I use WordPress.com to host a number of web sites, and for simple stuff it’s great.
But I ran into a problem with keeping email separate, so I thought I’d share what I learned.
Here’s the background. I wanted to have http://bixolabs.com and http://www.bixolabs.com both wind up at the web site being hosted by WordPress.com. But I wanted to keep my email separate, versus using the GMail-only approach supported by WordPress.
According to WordPress documentation, you can’t do this. They say:
Changing the name servers will make any previously setup custom DNS records such as A, CNAME, or MX records stop working, and we do not have an option for you to create custom DNS records here. If you already have email configured on your domain, you must either switch to Custom Email with Google Apps or you can use a subdomain instead which doesn’t require changing the name servers.
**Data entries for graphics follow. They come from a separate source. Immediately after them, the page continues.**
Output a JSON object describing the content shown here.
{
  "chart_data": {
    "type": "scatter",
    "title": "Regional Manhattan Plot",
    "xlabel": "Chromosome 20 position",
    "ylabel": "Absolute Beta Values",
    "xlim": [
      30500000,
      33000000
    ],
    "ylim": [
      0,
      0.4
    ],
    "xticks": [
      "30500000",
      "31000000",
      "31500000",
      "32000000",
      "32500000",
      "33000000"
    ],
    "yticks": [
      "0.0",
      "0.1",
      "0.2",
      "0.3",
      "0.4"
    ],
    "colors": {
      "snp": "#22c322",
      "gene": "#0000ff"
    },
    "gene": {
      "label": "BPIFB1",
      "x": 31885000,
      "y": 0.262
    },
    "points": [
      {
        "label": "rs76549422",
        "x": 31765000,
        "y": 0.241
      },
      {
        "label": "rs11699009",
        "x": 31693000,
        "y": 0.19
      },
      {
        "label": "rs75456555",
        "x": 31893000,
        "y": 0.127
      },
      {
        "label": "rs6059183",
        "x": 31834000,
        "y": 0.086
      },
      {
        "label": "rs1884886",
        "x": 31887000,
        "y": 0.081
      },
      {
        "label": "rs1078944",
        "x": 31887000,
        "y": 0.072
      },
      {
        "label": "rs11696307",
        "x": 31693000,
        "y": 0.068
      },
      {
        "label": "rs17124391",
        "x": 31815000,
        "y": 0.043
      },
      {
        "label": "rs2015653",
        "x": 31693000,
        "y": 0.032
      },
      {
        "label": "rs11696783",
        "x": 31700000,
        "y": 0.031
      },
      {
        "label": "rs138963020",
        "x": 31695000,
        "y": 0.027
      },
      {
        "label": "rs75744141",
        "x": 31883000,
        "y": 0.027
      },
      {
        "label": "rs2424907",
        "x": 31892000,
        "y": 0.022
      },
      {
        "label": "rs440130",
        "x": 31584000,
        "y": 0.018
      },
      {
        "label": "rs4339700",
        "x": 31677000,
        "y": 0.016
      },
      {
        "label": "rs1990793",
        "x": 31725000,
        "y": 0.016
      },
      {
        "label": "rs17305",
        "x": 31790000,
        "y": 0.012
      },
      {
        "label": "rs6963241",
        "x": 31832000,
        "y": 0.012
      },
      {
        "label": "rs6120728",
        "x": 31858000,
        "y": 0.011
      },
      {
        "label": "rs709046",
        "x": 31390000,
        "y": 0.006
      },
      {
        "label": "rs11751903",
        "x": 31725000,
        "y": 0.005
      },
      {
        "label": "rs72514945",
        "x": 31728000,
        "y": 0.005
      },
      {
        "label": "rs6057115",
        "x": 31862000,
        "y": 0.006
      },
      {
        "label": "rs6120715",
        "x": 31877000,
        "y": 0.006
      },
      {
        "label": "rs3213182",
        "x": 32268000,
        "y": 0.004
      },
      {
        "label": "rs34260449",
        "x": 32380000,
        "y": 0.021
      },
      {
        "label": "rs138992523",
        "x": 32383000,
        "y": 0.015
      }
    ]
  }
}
This meant that I couldn’t just change my name server to WordPress, as they don’t support any customization.
But if I keep my own DNS configuration, then all I can do is use a CNAME record to map a subdomain to WordPress. And you can’t treat “www” as a subdomain.
So my first attempt was to configure my DNS record as follows:
- www -> [URL redirect] -> http://bixolabs.com
- @ -> [CNAME] -> bixolabs.wordpress.com
- @ -> [MX] -> <my hoster’s mail server IP address>
This worked pretty well. http://www.bixolabs.com got redirected to bixolabs.com, and bixolabs.com mapped to the bixolabs site at WordPress.com.
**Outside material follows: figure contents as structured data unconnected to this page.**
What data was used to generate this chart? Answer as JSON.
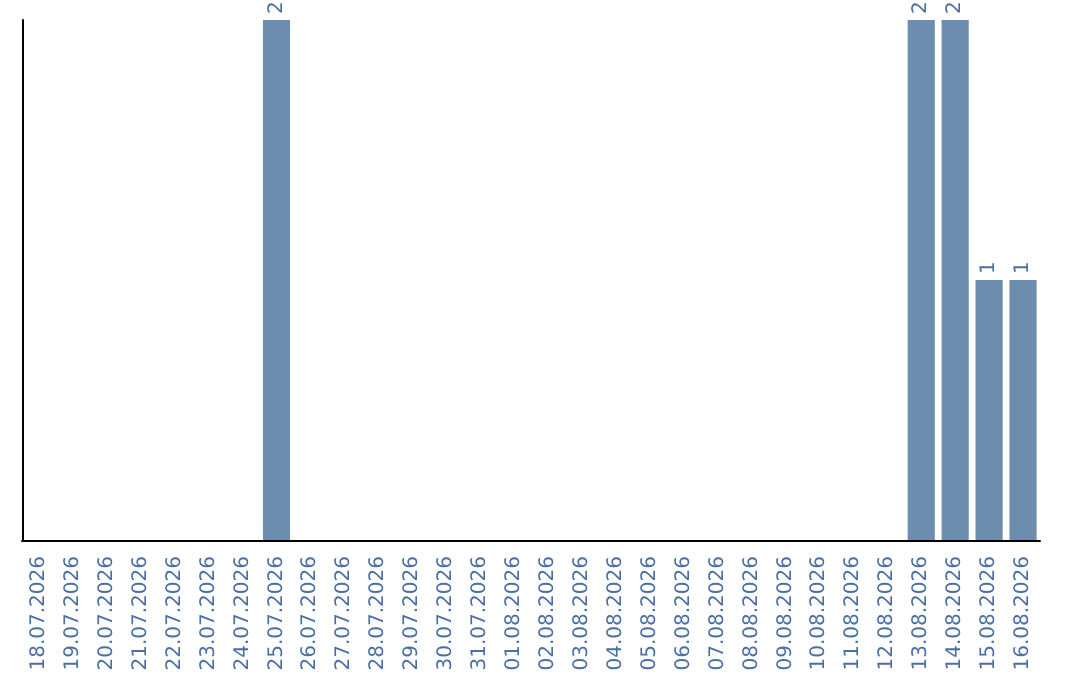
{
  "chart_data": {
    "type": "bar",
    "categories": [
      "18.07.2026",
      "19.07.2026",
      "20.07.2026",
      "21.07.2026",
      "22.07.2026",
      "23.07.2026",
      "24.07.2026",
      "25.07.2026",
      "26.07.2026",
      "27.07.2026",
      "28.07.2026",
      "29.07.2026",
      "30.07.2026",
      "31.07.2026",
      "01.08.2026",
      "02.08.2026",
      "03.08.2026",
      "04.08.2026",
      "05.08.2026",
      "06.08.2026",
      "07.08.2026",
      "08.08.2026",
      "09.08.2026",
      "10.08.2026",
      "11.08.2026",
      "12.08.2026",
      "13.08.2026",
      "14.08.2026",
      "15.08.2026",
      "16.08.2026"
    ],
    "values": [
      0,
      0,
      0,
      0,
      0,
      0,
      0,
      2,
      0,
      0,
      0,
      0,
      0,
      0,
      0,
      0,
      0,
      0,
      0,
      0,
      0,
      0,
      0,
      0,
      0,
      0,
      2,
      2,
      1,
      1
    ],
    "value_labels": [
      null,
      null,
      null,
      null,
      null,
      null,
      null,
      "2",
      null,
      null,
      null,
      null,
      null,
      null,
      null,
      null,
      null,
      null,
      null,
      null,
      null,
      null,
      null,
      null,
      null,
      null,
      "2",
      "2",
      "1",
      "1"
    ],
    "color": "#6d8dae"
  }
}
But the http://www.bixolabs.com redirect was a temp redirect (HTTP 302 status) not a permanent redirect (HTTP 301 status), so I was losing some SEO “juice” due to how Google and others interpret temp vs. perm redirects.
I fixed this by having my hoster set up their Apache server to do a permanent redirect, and changing the entry for www to point to the Apache server’s IP address.
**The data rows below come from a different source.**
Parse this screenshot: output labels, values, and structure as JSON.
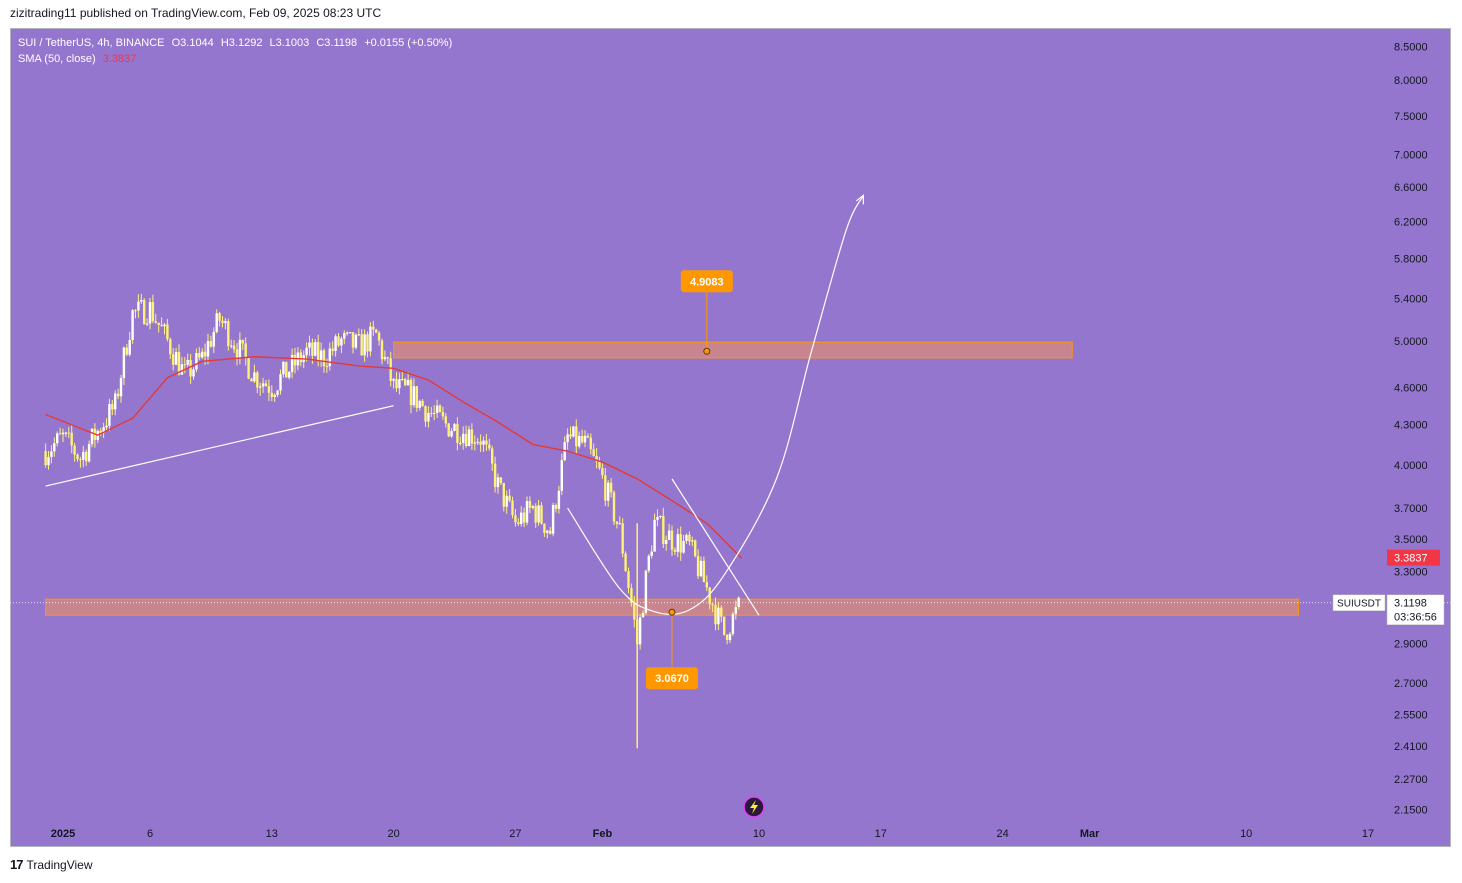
{
  "publish_info": "zizitrading11 published on TradingView.com, Feb 09, 2025 08:23 UTC",
  "legend": {
    "symbol": "SUI / TetherUS, 4h, BINANCE",
    "open": "O3.1044",
    "high": "H3.1292",
    "low": "L3.1003",
    "close": "C3.1198",
    "change": "+0.0155 (+0.50%)",
    "sma_label": "SMA (50, close)",
    "sma_value": "3.3837"
  },
  "footer": {
    "brand": "TradingView",
    "logo_mark": "17"
  },
  "colors": {
    "background": "#9576cf",
    "candle": "#fff176",
    "candle_highlight": "#ffffff",
    "sma": "#e53935",
    "zone_fill": "#d98a7a",
    "zone_border": "#ff9800",
    "callout": "#ff9800",
    "price_label_bg": "#f23645"
  },
  "chart_data": {
    "type": "candlestick",
    "scale": "log",
    "y_ticks": [
      "8.5000",
      "8.0000",
      "7.5000",
      "7.0000",
      "6.6000",
      "6.2000",
      "5.8000",
      "5.4000",
      "5.0000",
      "4.6000",
      "4.3000",
      "4.0000",
      "3.7000",
      "3.5000",
      "3.3000",
      "2.9000",
      "2.7000",
      "2.5500",
      "2.4100",
      "2.2700",
      "2.1500"
    ],
    "x_ticks": [
      {
        "label": "2025",
        "date": "2025-01-01",
        "bold": true
      },
      {
        "label": "6",
        "date": "2025-01-06"
      },
      {
        "label": "13",
        "date": "2025-01-13"
      },
      {
        "label": "20",
        "date": "2025-01-20"
      },
      {
        "label": "27",
        "date": "2025-01-27"
      },
      {
        "label": "Feb",
        "date": "2025-02-01",
        "bold": true
      },
      {
        "label": "10",
        "date": "2025-02-10"
      },
      {
        "label": "17",
        "date": "2025-02-17"
      },
      {
        "label": "24",
        "date": "2025-02-24"
      },
      {
        "label": "Mar",
        "date": "2025-03-01",
        "bold": true
      },
      {
        "label": "10",
        "date": "2025-03-10"
      },
      {
        "label": "17",
        "date": "2025-03-17"
      }
    ],
    "price_path": [
      [
        "2024-12-31",
        4.1
      ],
      [
        "2025-01-01",
        4.2
      ],
      [
        "2025-01-02",
        4.05
      ],
      [
        "2025-01-03",
        4.25
      ],
      [
        "2025-01-04",
        4.45
      ],
      [
        "2025-01-05",
        5.25
      ],
      [
        "2025-01-06",
        5.3
      ],
      [
        "2025-01-07",
        5.0
      ],
      [
        "2025-01-08",
        4.7
      ],
      [
        "2025-01-09",
        4.85
      ],
      [
        "2025-01-10",
        5.2
      ],
      [
        "2025-01-11",
        4.95
      ],
      [
        "2025-01-12",
        4.7
      ],
      [
        "2025-01-13",
        4.6
      ],
      [
        "2025-01-14",
        4.75
      ],
      [
        "2025-01-15",
        4.9
      ],
      [
        "2025-01-16",
        4.85
      ],
      [
        "2025-01-17",
        5.0
      ],
      [
        "2025-01-18",
        4.95
      ],
      [
        "2025-01-19",
        5.05
      ],
      [
        "2025-01-20",
        4.6
      ],
      [
        "2025-01-21",
        4.55
      ],
      [
        "2025-01-22",
        4.4
      ],
      [
        "2025-01-23",
        4.3
      ],
      [
        "2025-01-24",
        4.25
      ],
      [
        "2025-01-25",
        4.2
      ],
      [
        "2025-01-26",
        3.85
      ],
      [
        "2025-01-27",
        3.6
      ],
      [
        "2025-01-28",
        3.7
      ],
      [
        "2025-01-29",
        3.55
      ],
      [
        "2025-01-30",
        4.2
      ],
      [
        "2025-01-31",
        4.15
      ],
      [
        "2025-02-01",
        3.9
      ],
      [
        "2025-02-02",
        3.55
      ],
      [
        "2025-02-03",
        2.9
      ],
      [
        "2025-02-04",
        3.6
      ],
      [
        "2025-02-05",
        3.5
      ],
      [
        "2025-02-06",
        3.45
      ],
      [
        "2025-02-07",
        3.2
      ],
      [
        "2025-02-08",
        2.95
      ],
      [
        "2025-02-09",
        3.1198
      ]
    ],
    "candles_per_day": 6,
    "last_price": 3.1198,
    "sma": {
      "name": "SMA (50, close)",
      "last": 3.3837,
      "points": [
        [
          "2024-12-31",
          4.38
        ],
        [
          "2025-01-03",
          4.22
        ],
        [
          "2025-01-05",
          4.35
        ],
        [
          "2025-01-07",
          4.68
        ],
        [
          "2025-01-09",
          4.82
        ],
        [
          "2025-01-12",
          4.86
        ],
        [
          "2025-01-15",
          4.84
        ],
        [
          "2025-01-18",
          4.78
        ],
        [
          "2025-01-20",
          4.76
        ],
        [
          "2025-01-22",
          4.66
        ],
        [
          "2025-01-24",
          4.48
        ],
        [
          "2025-01-26",
          4.32
        ],
        [
          "2025-01-28",
          4.15
        ],
        [
          "2025-01-30",
          4.1
        ],
        [
          "2025-02-01",
          4.02
        ],
        [
          "2025-02-03",
          3.9
        ],
        [
          "2025-02-05",
          3.75
        ],
        [
          "2025-02-07",
          3.6
        ],
        [
          "2025-02-09",
          3.38
        ]
      ]
    },
    "drawings": {
      "resistance_zone": {
        "from": "2025-01-20",
        "to": "2025-02-28",
        "low": 4.85,
        "high": 4.99
      },
      "support_zone": {
        "from": "2024-12-31",
        "to": "2025-03-13",
        "low": 3.05,
        "high": 3.14
      },
      "rising_trendline": [
        [
          "2024-12-31",
          3.85
        ],
        [
          "2025-01-20",
          4.45
        ]
      ],
      "falling_trendline": [
        [
          "2025-02-05",
          3.9
        ],
        [
          "2025-02-10",
          3.05
        ]
      ],
      "arc_points": [
        [
          "2025-01-30",
          3.7
        ],
        [
          "2025-02-02",
          3.2
        ],
        [
          "2025-02-04",
          3.07
        ],
        [
          "2025-02-06",
          3.08
        ],
        [
          "2025-02-08",
          3.28
        ],
        [
          "2025-02-11",
          3.9
        ],
        [
          "2025-02-13",
          4.9
        ],
        [
          "2025-02-15",
          6.1
        ],
        [
          "2025-02-16",
          6.5
        ]
      ],
      "callouts": [
        {
          "label": "4.9083",
          "price": 4.9083,
          "anchor_date": "2025-02-07"
        },
        {
          "label": "3.0670",
          "price": 3.067,
          "anchor_date": "2025-02-05"
        }
      ]
    },
    "price_labels": {
      "sma": "3.3837",
      "symbol": "SUIUSDT",
      "last": "3.1198",
      "countdown": "03:36:56"
    }
  }
}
But there was a bigger, hidden problem. Occasionally people would complain about getting email bounces, when they tried to reply to one of my emails. The reply-to address in my email would be ken@bixolabs.com, but the To: field in their reply would be set to ken@lb.wordpress.com.
Eventually I figured out the problem. It’s technically not valid to have both a CNAME and an MX DNS entry for the same domain (or sub-domain, I assume). If a mail client does a lookup on the reply-to domain, bixolabs.com has the canonical address of “lb.wordpress.com”, since the CNAME entry overrides the MX entry.
The fix for this involved three steps. First, I changed the MX entry in my DNS setup to use “mail”, not “@”. Then I changed my email client reply-to address to use mail.bixolabs.com, not just bixolabs.com. And finally, my hoster had to configure their mail server to recognize mail.bixolabs.com as a valid domain, not just bixolabs.com.